Me leva para o escuro,
me leva para a luz,
me leva para onde
você me conduz.
A vida é curta demais para não querer viver,
triste demais para entender,
rápida demais para esperar,
e rara demais para ser desperdiçada.
O amor é bom de viver,
difícil de entender,
largo demais para abraçar,
profundo demais para sobreviver,
único demais para morrer,
lindo demais para se perder.
O amor é como um oceano:
quando achamos que o dominamos,
ele nos apresenta uma parte
que nunca conhecemos.
O passado é um museu empoeirado,
onde nada existe além do que já foi.
Sabemos disso,
mas, como bons amantes e hipócritas,
sempre retornamos
ao início do fim.
Caminhamos por corredores antigos,
dançamos com memórias,
brincamos com dores e conquistas
como se ainda fossem nossas.
Tentamos entender
em que curva da vida
nossas escolhas mudaram de rumo,
em que sala ficou o que perdemos.
E assim, presos às lembranças,
às vezes esquecemos
que a vida não mora no ontem,
mas respira — silenciosa —
no agora.
O ciclo da Lua(Vida):
A Lua nos confirma: tudo é fase.
O que dói passa, o que brilha muda,
o que vai não volta igual.
A vida não insiste — ela reinicia.
O semáforo da Vida:
“A vida é como um semáforo.
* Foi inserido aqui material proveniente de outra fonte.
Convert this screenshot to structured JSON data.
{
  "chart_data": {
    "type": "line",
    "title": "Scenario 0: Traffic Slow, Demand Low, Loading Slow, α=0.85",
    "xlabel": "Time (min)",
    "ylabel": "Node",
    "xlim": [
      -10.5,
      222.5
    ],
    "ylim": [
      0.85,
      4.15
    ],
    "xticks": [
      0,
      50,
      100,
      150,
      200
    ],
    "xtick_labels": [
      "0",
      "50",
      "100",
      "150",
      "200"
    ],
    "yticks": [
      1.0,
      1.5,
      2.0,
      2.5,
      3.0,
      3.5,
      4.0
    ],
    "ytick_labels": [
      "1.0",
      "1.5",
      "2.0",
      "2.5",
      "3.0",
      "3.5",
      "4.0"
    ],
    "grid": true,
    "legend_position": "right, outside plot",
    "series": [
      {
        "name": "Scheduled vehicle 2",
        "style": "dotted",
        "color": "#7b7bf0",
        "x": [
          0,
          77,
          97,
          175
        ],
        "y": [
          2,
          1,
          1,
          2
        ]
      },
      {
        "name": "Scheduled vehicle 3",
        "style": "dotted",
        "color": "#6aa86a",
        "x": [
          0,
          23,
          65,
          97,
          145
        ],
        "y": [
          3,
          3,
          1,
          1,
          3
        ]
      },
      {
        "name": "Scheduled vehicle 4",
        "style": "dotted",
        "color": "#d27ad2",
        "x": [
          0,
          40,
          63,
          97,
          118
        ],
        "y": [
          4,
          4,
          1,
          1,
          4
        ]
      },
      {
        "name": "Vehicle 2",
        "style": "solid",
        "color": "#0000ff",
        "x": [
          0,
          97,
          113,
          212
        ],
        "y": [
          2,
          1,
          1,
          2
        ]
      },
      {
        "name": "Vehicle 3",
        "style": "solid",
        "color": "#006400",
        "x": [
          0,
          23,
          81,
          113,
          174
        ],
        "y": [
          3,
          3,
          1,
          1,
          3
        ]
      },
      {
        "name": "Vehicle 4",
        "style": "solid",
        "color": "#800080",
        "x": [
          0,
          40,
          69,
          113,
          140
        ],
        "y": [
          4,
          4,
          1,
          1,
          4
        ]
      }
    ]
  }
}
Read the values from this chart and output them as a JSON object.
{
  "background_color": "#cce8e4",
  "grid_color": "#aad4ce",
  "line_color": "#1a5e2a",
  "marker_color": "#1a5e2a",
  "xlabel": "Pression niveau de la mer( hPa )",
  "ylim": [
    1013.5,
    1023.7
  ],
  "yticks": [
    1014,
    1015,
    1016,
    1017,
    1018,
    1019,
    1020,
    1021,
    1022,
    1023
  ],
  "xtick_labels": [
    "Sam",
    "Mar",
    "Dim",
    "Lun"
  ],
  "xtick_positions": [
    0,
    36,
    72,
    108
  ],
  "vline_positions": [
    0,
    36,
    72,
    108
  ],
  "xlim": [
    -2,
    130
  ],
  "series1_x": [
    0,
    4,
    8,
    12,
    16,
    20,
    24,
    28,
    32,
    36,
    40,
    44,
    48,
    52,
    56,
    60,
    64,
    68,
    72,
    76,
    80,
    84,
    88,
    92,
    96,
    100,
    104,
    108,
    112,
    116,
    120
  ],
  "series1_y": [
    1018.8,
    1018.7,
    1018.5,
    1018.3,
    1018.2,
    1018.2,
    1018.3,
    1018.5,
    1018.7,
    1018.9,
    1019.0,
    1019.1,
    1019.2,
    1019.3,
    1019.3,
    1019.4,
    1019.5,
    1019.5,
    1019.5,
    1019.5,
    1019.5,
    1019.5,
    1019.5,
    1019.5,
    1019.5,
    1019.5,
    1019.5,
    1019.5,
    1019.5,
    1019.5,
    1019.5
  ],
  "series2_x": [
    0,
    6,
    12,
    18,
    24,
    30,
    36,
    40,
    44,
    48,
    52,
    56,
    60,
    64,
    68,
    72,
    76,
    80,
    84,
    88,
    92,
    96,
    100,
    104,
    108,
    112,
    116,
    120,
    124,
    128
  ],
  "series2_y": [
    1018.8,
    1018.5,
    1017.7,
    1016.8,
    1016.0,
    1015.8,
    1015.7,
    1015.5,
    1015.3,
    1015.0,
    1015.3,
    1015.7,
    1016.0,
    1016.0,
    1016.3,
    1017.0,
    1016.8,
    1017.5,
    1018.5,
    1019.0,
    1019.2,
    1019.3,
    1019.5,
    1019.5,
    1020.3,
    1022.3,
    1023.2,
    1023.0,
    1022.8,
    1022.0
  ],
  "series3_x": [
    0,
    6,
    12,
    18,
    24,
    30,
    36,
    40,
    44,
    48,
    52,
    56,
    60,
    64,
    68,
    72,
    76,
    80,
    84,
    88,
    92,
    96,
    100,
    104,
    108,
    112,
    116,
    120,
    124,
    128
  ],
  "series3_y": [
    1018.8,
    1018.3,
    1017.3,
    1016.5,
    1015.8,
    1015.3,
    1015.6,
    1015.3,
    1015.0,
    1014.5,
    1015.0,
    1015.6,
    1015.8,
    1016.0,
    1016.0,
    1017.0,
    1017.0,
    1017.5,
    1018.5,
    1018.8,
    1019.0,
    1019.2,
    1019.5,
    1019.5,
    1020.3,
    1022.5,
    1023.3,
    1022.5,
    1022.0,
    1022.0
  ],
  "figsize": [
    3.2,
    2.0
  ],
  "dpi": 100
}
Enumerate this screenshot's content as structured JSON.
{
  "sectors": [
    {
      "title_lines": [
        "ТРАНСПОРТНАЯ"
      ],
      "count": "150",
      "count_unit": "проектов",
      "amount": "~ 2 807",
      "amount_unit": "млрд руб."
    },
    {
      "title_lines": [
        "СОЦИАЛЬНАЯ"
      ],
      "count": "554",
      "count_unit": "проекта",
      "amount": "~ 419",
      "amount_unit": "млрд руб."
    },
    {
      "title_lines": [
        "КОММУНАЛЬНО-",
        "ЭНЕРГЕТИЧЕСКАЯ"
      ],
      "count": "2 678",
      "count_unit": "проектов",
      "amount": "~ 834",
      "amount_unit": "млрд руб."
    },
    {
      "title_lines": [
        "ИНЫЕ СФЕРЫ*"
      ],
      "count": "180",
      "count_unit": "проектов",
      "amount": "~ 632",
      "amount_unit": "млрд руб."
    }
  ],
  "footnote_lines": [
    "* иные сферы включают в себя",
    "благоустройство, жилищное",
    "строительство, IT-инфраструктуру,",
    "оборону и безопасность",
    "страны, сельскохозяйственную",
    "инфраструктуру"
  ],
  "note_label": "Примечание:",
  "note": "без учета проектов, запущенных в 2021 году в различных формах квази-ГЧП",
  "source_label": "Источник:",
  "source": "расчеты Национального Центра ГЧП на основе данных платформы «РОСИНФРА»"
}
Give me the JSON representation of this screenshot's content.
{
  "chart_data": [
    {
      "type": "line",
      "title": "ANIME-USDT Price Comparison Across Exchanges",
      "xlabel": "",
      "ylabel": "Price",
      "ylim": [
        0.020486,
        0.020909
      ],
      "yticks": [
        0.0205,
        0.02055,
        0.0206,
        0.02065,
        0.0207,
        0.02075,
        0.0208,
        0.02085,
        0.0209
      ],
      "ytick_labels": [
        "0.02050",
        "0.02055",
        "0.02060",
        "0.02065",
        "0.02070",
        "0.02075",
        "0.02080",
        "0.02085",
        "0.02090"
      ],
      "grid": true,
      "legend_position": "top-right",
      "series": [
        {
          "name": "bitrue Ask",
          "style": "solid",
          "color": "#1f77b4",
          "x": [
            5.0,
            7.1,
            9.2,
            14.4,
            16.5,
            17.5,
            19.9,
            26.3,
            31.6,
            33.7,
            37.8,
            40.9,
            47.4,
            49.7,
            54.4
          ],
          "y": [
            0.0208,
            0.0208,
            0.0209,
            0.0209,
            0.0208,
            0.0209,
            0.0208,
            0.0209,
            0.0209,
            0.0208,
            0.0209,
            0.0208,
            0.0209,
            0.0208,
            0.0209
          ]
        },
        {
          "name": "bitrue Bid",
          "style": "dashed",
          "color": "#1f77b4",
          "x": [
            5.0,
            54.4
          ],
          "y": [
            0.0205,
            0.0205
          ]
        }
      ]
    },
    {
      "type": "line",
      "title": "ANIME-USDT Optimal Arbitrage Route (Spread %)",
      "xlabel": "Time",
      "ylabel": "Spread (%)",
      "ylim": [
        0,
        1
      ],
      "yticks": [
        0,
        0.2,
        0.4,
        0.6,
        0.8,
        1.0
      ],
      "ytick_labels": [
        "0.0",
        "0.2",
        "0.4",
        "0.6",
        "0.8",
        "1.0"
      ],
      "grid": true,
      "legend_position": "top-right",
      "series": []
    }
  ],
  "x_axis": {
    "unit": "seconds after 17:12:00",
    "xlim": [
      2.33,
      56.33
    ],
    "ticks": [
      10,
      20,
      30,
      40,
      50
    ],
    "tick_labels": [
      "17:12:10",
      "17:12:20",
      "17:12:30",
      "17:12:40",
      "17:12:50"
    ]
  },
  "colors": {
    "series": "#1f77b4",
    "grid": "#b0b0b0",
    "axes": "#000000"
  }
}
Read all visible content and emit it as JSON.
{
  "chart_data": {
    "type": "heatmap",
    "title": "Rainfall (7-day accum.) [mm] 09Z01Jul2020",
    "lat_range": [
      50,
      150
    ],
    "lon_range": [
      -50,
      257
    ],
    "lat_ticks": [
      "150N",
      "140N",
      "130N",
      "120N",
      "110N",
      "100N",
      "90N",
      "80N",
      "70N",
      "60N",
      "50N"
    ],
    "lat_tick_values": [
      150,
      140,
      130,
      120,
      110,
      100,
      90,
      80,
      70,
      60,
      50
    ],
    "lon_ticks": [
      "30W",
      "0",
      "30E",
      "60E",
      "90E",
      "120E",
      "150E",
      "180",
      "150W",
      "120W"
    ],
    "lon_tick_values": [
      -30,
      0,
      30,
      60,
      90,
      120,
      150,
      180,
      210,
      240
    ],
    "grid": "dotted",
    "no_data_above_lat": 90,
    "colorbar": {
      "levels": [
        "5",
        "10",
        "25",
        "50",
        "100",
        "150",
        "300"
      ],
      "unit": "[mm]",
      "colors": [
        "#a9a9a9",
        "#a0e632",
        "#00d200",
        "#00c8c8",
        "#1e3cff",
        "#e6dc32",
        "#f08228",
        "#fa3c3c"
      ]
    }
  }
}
O sinal vermelho é o passado: aquele lugar onde ficamos estacionados, somos obrigados a parar e, muitas vezes, acabamos voltando para ele. Já o sinal verde é a direção, o futuro que devemos seguir.”
Reflexão: O Céu e a Vida
"Às vezes paro para prestar atenção no céu e tudo aponta para uma única conclusão: a vida funciona como o firmamento. Uma hora é noite (escuro), outra hora é dia (claro). Uma hora a lua está cheia, em outra, minguante. A vida é exatamente assim.
Às vezes, o caminho parece claro e sabemos exatamente por onde andar; mas, em outros momentos, tudo parece escurecer, e as indecisões nos impedem de avançar. Há dias em que estamos cheios de sonhos e planos, e outros em que nos sentimos vazios, sem saber o que fazer."